Cet article n’est qu’un tableau succinct, un cadre général dans lequel peuvent s’inscrire les articles relatifs aux principales batailles d’Alexandre le Grand que j’ai publiés sur ce blog. Le présent article commence par mettre l’accent sur Philippe II, son père, sans lequel Alexandre n’aurait probablement pas été ce qu’il a été.
En moins d’un quart de siècle, la Macédoine s’impose à une Grèce rebelle à l’unité avant de partir à la conquête du monde. Ce double phénomène extraordinaire est le fait de deux souverains de la dynastie des Argéades : Philippe II et son fils Alexandre.
Vers 360 (toutes les dates de cet article sont à comprendre avant J.-C.) rien n’annonce que la Macédoine va être à l’origine d’un Empire mondial. Il s’agit d’un petit royaume au relief accidenté où des tribus plutôt arriérées chahutent une monarchie sans vigueur.
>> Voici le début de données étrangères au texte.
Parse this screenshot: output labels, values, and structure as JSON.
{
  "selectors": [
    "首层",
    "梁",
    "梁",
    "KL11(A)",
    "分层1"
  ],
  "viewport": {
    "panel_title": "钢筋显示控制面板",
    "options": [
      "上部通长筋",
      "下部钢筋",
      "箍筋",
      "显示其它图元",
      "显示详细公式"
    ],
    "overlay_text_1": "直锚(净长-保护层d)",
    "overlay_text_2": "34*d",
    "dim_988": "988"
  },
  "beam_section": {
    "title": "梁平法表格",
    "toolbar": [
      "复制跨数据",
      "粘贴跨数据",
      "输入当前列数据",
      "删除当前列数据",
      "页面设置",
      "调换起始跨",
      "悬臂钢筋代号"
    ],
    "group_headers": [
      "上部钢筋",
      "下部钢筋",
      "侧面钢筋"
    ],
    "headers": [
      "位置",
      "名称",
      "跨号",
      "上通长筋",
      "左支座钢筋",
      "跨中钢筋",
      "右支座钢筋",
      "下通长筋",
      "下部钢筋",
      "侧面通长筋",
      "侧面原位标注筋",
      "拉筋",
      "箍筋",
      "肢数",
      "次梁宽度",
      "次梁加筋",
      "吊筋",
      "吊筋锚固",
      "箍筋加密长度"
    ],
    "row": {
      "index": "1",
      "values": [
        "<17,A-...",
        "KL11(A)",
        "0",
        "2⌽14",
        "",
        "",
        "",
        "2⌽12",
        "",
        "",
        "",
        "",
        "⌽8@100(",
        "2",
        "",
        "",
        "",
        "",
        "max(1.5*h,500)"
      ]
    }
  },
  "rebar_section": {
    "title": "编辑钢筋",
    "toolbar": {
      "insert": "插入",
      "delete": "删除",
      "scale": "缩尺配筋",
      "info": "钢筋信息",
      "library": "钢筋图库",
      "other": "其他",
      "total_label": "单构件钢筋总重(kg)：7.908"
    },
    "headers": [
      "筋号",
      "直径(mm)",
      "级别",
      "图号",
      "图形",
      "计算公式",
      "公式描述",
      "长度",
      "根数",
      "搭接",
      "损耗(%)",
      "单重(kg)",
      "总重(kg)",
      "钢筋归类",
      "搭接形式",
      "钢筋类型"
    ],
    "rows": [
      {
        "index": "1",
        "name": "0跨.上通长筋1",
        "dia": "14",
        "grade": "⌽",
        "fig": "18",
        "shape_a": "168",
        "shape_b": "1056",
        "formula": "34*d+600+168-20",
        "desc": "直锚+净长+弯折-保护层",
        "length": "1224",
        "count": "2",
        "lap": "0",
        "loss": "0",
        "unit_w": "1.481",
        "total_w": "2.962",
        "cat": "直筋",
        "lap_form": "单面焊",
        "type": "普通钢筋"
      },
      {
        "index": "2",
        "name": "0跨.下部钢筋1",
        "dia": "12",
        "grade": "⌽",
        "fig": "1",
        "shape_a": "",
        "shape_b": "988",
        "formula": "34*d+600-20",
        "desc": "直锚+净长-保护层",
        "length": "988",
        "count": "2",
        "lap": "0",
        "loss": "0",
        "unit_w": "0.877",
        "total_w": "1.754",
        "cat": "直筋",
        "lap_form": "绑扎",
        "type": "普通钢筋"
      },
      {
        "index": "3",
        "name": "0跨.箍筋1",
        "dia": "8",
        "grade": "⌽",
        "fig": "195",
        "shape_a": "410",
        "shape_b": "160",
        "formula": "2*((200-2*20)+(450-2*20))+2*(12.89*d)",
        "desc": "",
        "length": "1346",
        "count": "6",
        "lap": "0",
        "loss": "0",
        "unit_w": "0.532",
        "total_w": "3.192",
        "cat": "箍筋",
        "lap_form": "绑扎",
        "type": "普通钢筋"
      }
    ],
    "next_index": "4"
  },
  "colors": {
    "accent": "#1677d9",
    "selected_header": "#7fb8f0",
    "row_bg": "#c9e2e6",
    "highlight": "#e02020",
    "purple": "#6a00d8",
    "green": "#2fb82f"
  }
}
Ce royaume vassal de l’Empire achéménide est devenu indépendant au Ve siècle. Le désordre y est quasi permanent, surtout à l’occasion des successions. En 359, Philippe II prend le pouvoir et soude les tribus de son royaume. Il ne tarde pas à mettre sur pied une formidable armée. Cet homme impulsif et violent n’oublie pas la ruse et la diplomatie. De fait, ce grand soldat aura aussi été un grand diplomate. A sa mort, en 337, son fils Alexandre lui succède. Il a vingt ans et hérite d’un magnifique outil dont il compte bien se servir. A sa mort, à trente-trois ans, il se trouvera à la tête d’un Empire quasi-universel qui, il est vrai, ne lui survivra pas. L’impérialisme macédonien ne peut être appréhendé que dans l’emboîtement de la vision du père et de celle du fils, de Philippe II et d’Alexandre.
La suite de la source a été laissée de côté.